Admittedly, I am not a branding expert.

I am, however, a huge advocate of having a culture that’s brand-specific. Something along the lines of a legacy.

Can you imagine how hard it would be to pass the company you started to someone else, relative or not? Most can’t, and a lot of companies don’t. But when you’re at the top, you must realize that your company will live on – but the question is how.

There are not a lot of companies like Apple, a brand we all know (and one that some of us love). Steve Jobs, the man behind the apple, is stepping down from its helm. The Kansas State Collegian calls it “the passing of an era,” and they are right. Will we ever see startup companies built (or run) by “uneducated” young people (and by “uneducated,” I mean not formally educated. That’s a whole ‘nother debate…)? Maybe. Most likely not, says Rob Enderle over at TechZone 360, and that’s going to be a big change for Apple.

Apple’s brand is and has been Steve Jobs. Without him, what is left? Yes, computers. iPads. iPods. But who will have the authority, knowledge and leadership to get them through the next generation of Apples? Jobs would have been smart to find a protégé early on to hone into Apple’s leader so that when he left, as is what happens as we age, there would be someone to carry out the legacy he started.

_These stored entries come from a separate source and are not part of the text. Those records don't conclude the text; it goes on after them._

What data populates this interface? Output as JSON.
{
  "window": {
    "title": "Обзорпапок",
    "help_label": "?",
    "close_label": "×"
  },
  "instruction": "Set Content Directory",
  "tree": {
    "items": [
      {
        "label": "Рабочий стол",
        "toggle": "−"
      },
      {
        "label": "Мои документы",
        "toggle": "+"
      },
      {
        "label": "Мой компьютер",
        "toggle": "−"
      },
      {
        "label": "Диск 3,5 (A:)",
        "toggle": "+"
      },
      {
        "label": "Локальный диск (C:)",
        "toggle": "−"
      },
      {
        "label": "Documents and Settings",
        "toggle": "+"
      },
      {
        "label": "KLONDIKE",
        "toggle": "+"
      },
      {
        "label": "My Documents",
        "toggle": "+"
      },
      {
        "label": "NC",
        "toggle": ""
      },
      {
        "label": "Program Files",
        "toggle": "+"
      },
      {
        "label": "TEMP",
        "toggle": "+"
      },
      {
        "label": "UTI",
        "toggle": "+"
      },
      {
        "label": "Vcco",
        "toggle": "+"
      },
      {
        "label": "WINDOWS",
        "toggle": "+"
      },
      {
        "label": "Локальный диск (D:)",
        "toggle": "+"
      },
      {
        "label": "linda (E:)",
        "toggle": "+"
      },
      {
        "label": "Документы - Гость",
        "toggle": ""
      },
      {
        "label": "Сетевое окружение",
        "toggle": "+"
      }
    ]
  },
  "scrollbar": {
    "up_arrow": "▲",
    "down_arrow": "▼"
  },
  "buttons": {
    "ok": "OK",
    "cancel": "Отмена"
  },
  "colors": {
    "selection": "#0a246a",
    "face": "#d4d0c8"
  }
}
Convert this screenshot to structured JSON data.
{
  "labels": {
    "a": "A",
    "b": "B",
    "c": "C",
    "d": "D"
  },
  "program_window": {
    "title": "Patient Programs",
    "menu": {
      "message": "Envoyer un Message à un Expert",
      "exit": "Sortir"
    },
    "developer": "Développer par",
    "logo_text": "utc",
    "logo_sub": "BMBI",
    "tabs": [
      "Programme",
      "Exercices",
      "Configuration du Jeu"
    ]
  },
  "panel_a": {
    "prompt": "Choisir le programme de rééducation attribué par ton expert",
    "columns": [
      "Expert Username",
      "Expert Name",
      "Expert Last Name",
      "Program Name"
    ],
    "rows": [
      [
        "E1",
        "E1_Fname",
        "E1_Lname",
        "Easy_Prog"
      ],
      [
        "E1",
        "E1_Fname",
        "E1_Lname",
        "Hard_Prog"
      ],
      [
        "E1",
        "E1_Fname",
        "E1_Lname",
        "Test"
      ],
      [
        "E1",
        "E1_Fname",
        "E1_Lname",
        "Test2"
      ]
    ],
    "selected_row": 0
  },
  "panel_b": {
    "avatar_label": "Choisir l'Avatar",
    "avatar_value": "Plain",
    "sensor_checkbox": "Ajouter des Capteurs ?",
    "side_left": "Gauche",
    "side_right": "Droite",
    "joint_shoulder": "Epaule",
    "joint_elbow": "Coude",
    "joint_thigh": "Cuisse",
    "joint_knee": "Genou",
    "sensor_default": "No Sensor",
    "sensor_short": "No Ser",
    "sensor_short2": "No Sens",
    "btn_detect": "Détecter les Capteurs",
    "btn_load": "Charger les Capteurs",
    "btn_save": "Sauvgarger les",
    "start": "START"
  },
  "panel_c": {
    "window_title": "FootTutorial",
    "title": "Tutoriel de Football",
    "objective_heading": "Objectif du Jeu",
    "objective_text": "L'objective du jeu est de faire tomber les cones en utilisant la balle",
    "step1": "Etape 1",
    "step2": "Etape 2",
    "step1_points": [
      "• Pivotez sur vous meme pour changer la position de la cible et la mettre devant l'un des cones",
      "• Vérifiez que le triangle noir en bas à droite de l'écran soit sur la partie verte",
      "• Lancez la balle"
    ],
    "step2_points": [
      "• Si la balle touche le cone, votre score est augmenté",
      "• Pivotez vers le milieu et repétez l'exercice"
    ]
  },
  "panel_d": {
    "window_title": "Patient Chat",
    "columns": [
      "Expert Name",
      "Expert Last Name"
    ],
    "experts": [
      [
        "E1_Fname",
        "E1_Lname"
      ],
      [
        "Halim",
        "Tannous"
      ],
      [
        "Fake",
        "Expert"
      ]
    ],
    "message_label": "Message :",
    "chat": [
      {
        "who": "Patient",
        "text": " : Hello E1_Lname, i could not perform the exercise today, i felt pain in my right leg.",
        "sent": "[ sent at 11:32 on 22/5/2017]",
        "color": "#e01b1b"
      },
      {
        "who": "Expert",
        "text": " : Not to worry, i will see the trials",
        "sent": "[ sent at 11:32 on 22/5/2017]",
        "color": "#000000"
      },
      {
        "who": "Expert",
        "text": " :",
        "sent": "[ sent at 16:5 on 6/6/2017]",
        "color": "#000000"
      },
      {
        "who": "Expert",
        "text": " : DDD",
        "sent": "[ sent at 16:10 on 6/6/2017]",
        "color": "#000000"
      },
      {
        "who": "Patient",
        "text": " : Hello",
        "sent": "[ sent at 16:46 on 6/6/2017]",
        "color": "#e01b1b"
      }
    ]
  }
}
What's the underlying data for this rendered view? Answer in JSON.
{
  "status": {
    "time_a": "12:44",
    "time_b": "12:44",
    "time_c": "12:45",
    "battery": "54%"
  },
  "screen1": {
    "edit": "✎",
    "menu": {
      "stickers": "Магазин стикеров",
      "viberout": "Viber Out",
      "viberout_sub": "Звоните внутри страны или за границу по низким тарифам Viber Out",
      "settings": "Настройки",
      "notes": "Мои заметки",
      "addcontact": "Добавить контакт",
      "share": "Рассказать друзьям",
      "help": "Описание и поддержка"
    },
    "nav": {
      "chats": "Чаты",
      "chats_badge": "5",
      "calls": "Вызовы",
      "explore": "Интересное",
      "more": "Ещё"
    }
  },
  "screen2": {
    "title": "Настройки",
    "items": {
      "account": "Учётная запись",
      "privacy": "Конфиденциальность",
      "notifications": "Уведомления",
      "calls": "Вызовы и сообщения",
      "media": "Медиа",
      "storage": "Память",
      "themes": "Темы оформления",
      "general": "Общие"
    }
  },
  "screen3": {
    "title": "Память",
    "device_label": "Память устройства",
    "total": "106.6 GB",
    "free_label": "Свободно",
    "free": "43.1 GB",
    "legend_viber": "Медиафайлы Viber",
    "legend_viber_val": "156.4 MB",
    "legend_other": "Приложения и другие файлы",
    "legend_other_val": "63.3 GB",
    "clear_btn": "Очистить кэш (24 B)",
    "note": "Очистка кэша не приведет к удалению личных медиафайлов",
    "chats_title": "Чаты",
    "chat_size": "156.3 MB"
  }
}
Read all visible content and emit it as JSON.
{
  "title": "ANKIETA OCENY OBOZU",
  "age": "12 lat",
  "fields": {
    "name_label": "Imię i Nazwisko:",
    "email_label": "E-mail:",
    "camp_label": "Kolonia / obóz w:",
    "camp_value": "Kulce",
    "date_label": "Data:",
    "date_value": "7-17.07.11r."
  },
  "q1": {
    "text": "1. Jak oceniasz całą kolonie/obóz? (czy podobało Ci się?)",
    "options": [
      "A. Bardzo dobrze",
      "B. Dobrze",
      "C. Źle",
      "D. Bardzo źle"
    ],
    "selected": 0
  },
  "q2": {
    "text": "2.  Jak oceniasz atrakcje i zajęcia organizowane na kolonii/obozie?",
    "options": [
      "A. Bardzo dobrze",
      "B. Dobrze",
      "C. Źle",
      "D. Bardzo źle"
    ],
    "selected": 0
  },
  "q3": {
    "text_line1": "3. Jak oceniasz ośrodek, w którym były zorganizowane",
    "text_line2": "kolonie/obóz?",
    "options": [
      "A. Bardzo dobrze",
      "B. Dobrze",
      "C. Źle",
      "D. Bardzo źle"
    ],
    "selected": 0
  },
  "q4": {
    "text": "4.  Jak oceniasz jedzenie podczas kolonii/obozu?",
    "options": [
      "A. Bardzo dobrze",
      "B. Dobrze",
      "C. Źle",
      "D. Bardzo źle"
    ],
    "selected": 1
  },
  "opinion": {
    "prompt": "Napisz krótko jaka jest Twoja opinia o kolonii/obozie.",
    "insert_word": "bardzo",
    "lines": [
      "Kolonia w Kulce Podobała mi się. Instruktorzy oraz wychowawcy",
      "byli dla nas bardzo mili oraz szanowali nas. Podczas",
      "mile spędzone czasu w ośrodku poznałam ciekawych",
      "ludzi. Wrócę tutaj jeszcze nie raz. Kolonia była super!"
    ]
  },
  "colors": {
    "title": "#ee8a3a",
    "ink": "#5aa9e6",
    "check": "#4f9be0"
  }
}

Is that what he wants? Who knows. Maybe he left a window (sorry, Apple) open so that someone else could creatively take control of the company in her/his own way. Maybe. Or, like so many of you who own businesses, he thought he’d live forever or that the business would go with him (not quite what Jobs did, but you get it). As a business owner, you need to plan for the worst. Do you have someone next in line who knows what you’ve envisioned for the future? Do they care about your brand, your products, the company’s legacy? It’s about time you started honing the next generations of leadership in your company – because who’s going to take over it when you’re gone? And the more important question – how are they going to run the company without you?

You never know when “that time” will come when you have to turn your keys over to someone else – someone that isn’t you. Make sure that the things you worked hard for aren’t lost in transition.